Les Fausses Confidences, Marivaux : fiche de lecture

les fausses confidences

Pierrot d’Antoine Watteau

Voici une fiche de lecture (résumé et analyse) des Fausses Confidences de Marivaux au programme du bac de français.

Les Fausses Confidences, pièce écrite pour les comédiens italiens, rencontra un succès immédiat auprès du public lors de sa représentation en 1737.

Cette pièce qui mêle comédie d’intrigue, comédie de mœurs et comédie psychologique permet d’entrer de plain-pied dans le théâtre de Marivaux qui peint la surprise de l’amour et ses obstacles.

Cette pièce permet également de découvrir le marivaudage, terme d’abord utilisé au XVIIIème siècle pour moquer le style de Marivaux jugé peu naturel et compliqué, mais qui prit peu à peu un sens positif pour désigner une écriture subtile, raffinée, mondaine et pleine de rebondissements.

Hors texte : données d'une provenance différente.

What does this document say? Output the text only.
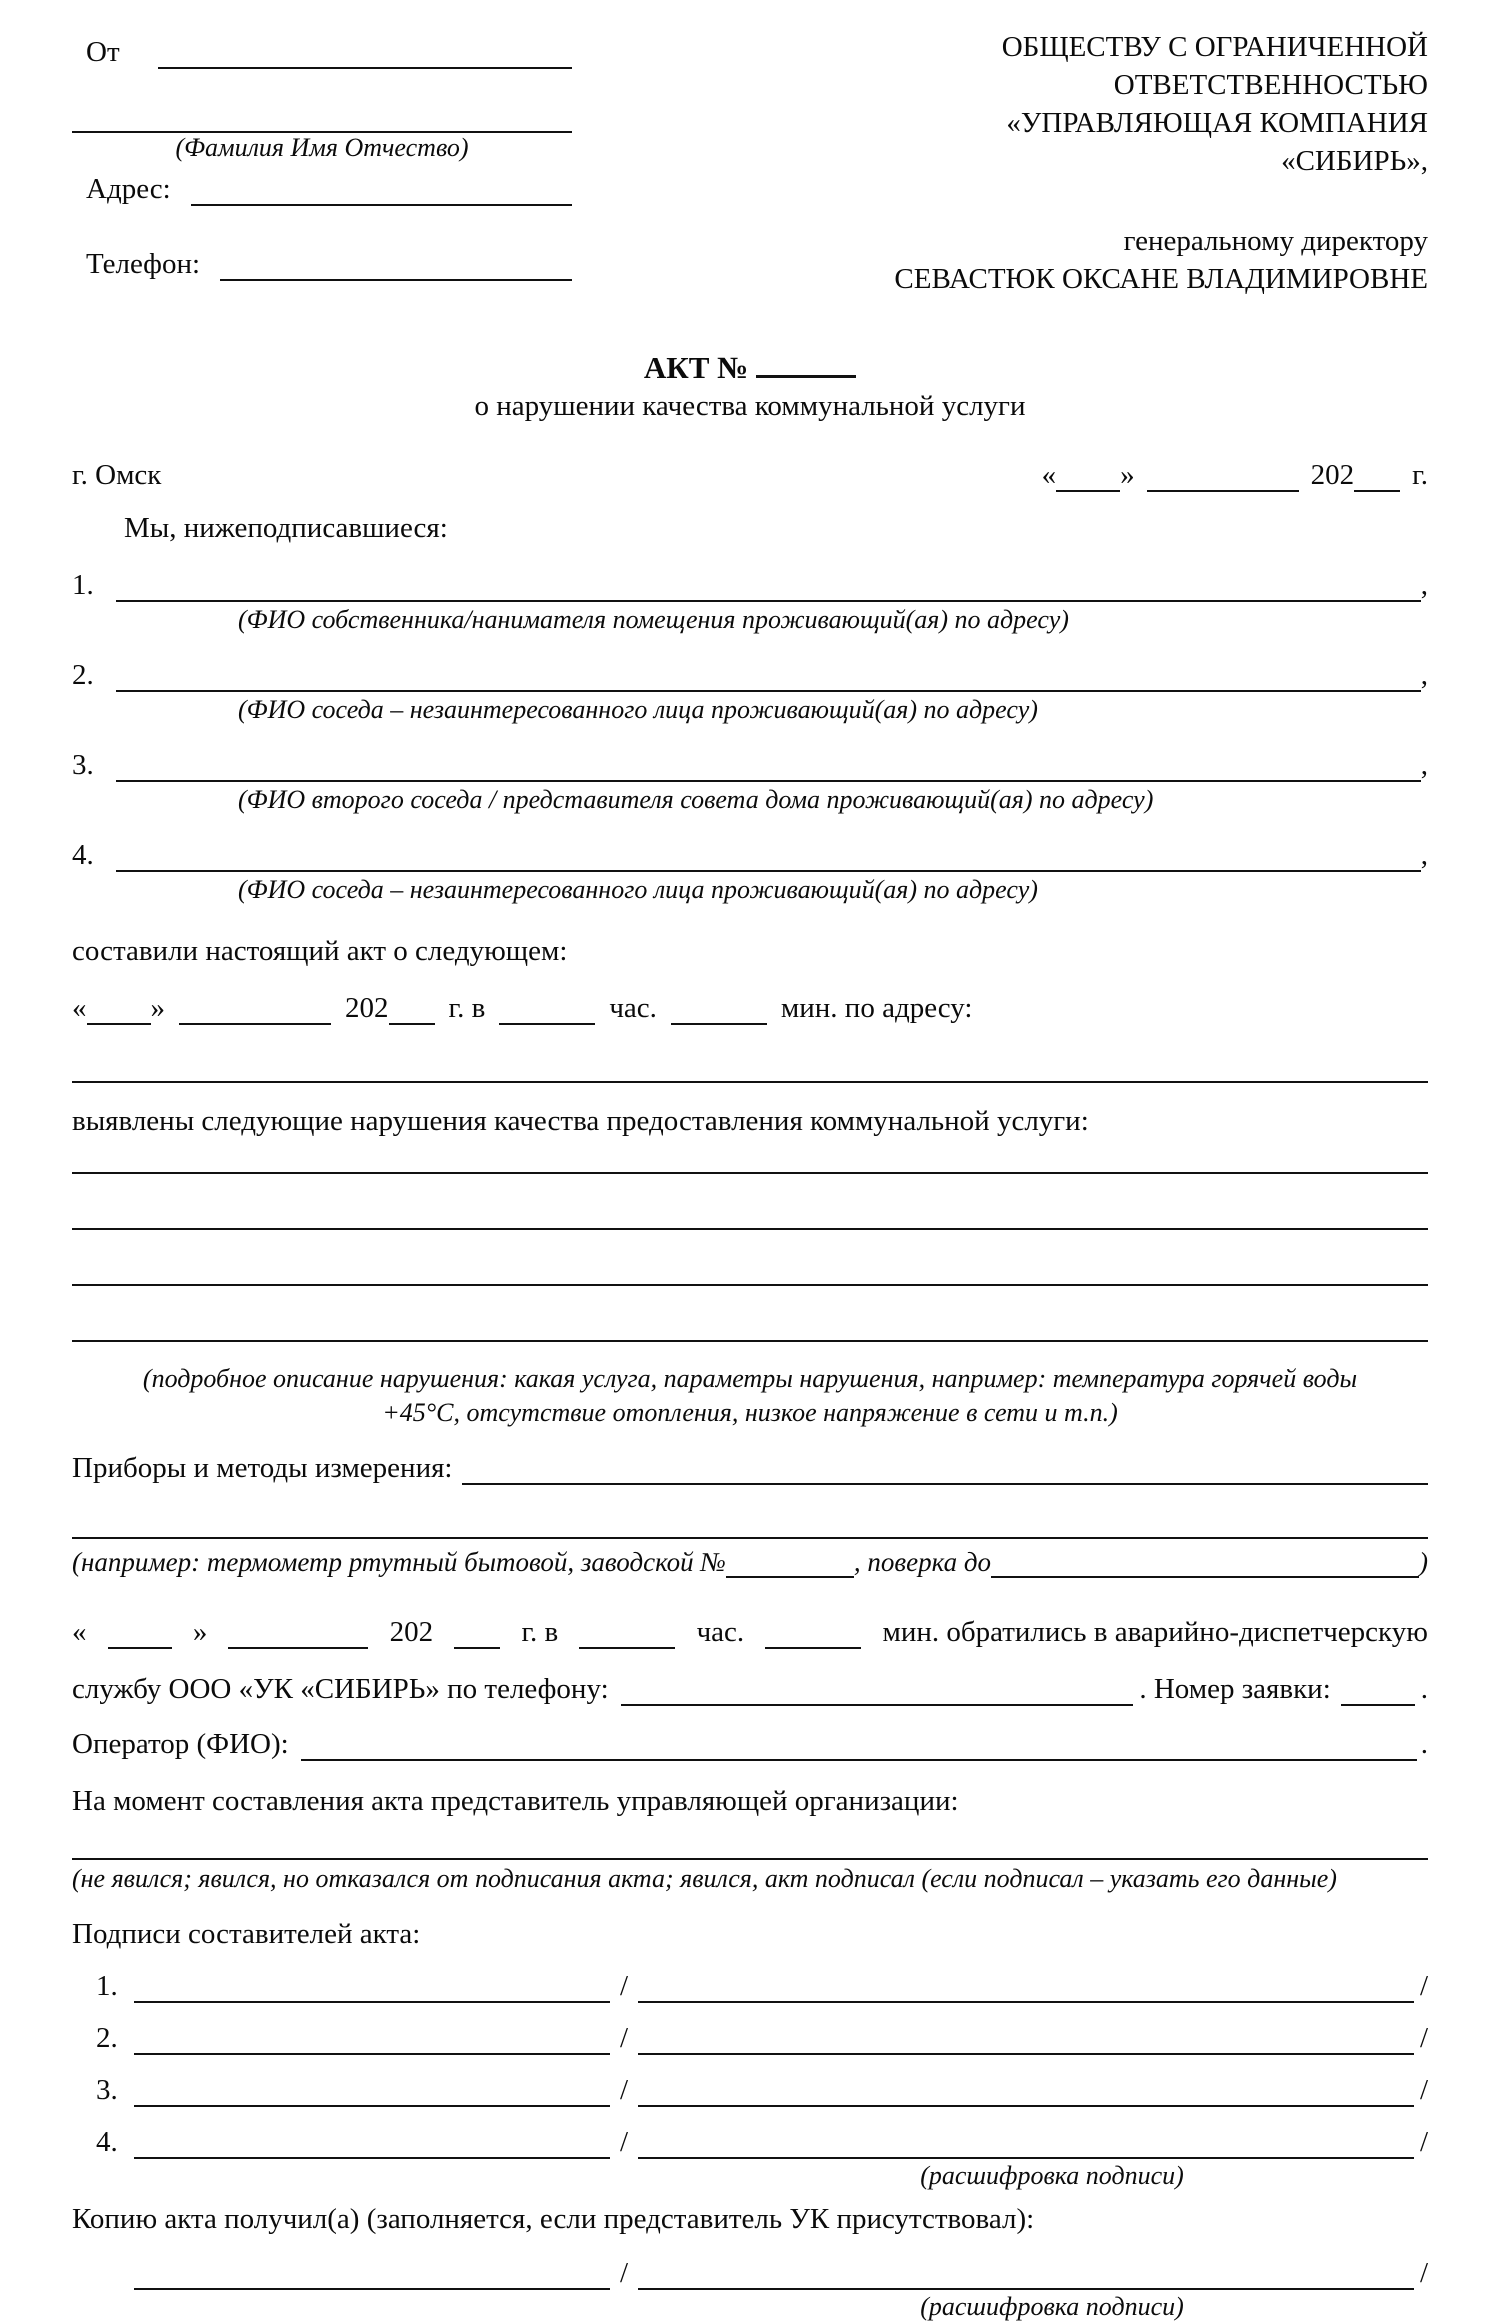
От
(Фамилия Имя Отчество)
Адрес:
Телефон:
ОБЩЕСТВУ С ОГРАНИЧЕННОЙ
ОТВЕТСТВЕННОСТЬЮ
«УПРАВЛЯЮЩАЯ КОМПАНИЯ
«СИБИРЬ»,
генеральному директору
СЕВАСТЮК ОКСАНЕ ВЛАДИМИРОВНЕ
АКТ №
о нарушении качества коммунальной услуги
г. Омск	« »	202 г.
Мы, нижеподписавшиеся:
1.	,
(ФИО собственника/нанимателя помещения проживающий(ая) по адресу)
2.	,
(ФИО соседа – незаинтересованного лица проживающий(ая) по адресу)
3.	,
(ФИО второго соседа / представителя совета дома проживающий(ая) по адресу)
4.	,
(ФИО соседа – незаинтересованного лица проживающий(ая) по адресу)
составили настоящий акт о следующем:
« »	202 г. в	час.	мин. по адресу:
выявлены следующие нарушения качества предоставления коммунальной услуги:
(подробное описание нарушения: какая услуга, параметры нарушения, например: температура горячей воды
+45°С, отсутствие отопления, низкое напряжение в сети и т.п.)
Приборы и методы измерения:
(например: термометр ртутный бытовой, заводской №	, поверка до	)
«	»	202	г. в	час.	мин. обратились в аварийно-диспетчерскую
службу ООО «УК «СИБИРЬ» по телефону:	. Номер заявки:	.
Оператор (ФИО):	.
На момент составления акта представитель управляющей организации:
(не явился; явился, но отказался от подписания акта; явился, акт подписал (если подписал – указать его данные)
Подписи составителей акта:
1.	/	/
2.	/	/
3.	/	/
4.	/	/
(расшифровка подписи)
Копию акта получил(а) (заполняется, если представитель УК присутствовал):
/	/
(расшифровка подписи)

Les Fausses Confidences : analyse en vidéo

Lectures linéaires des Fausses Confidences :

Qui est Marivaux ?

Né en 1688, Marivaux est célèbre pour son œuvre théâtrale qui dépeint la surprise de l’amour dans un style subtil, proche de la conversation mondaine, et que l’on appellera le marivaudage.

Ses pièces les plus célèbres sont La Surprise de l’amour (1722), La Double Inconstance (1723), Le Jeu de l’amour et du hasard (1730) et Les Fausses Confidences (1737).

Derrière la fine analyse psychologique du sentiment amoureux, Marivaux porte également dans ses pièces une réflexion sur les préjugés et la hiérarchie sociale, représentative de l’esprit des Lumières et particulièrement frappante dans L’île des esclaves (1725).

Il a écrit également deux romans inachevés, La Vie de Marianne et Le Paysan parvenu.

Comment résumer Les Fausses Confidences ?

L’acte I met en scène Dorante, un bourgeois ruiné mais sincèrement amoureux d’Araminte, une jeune veuve riche et belle.

Dubois, ancien valet de Dorante passé au service d’Araminte, met au point un stratagème : il pousse Dorante à se faire engager comme intendant d’Araminte pour séduire la jeune femme.

Mais Mme Argante, la mère d’Araminte, est furieuse : elle avait prévu d’engager un autre intendant susceptible de servir ses intérêts car elle souhaite marier sa fille au Comte Dorimont pour la faire entrer dans la noblesse.

Quant à M. Rémy, l’oncle de Dorante, il conseille à son neveu d’épouser Marton, la servante d’Araminte.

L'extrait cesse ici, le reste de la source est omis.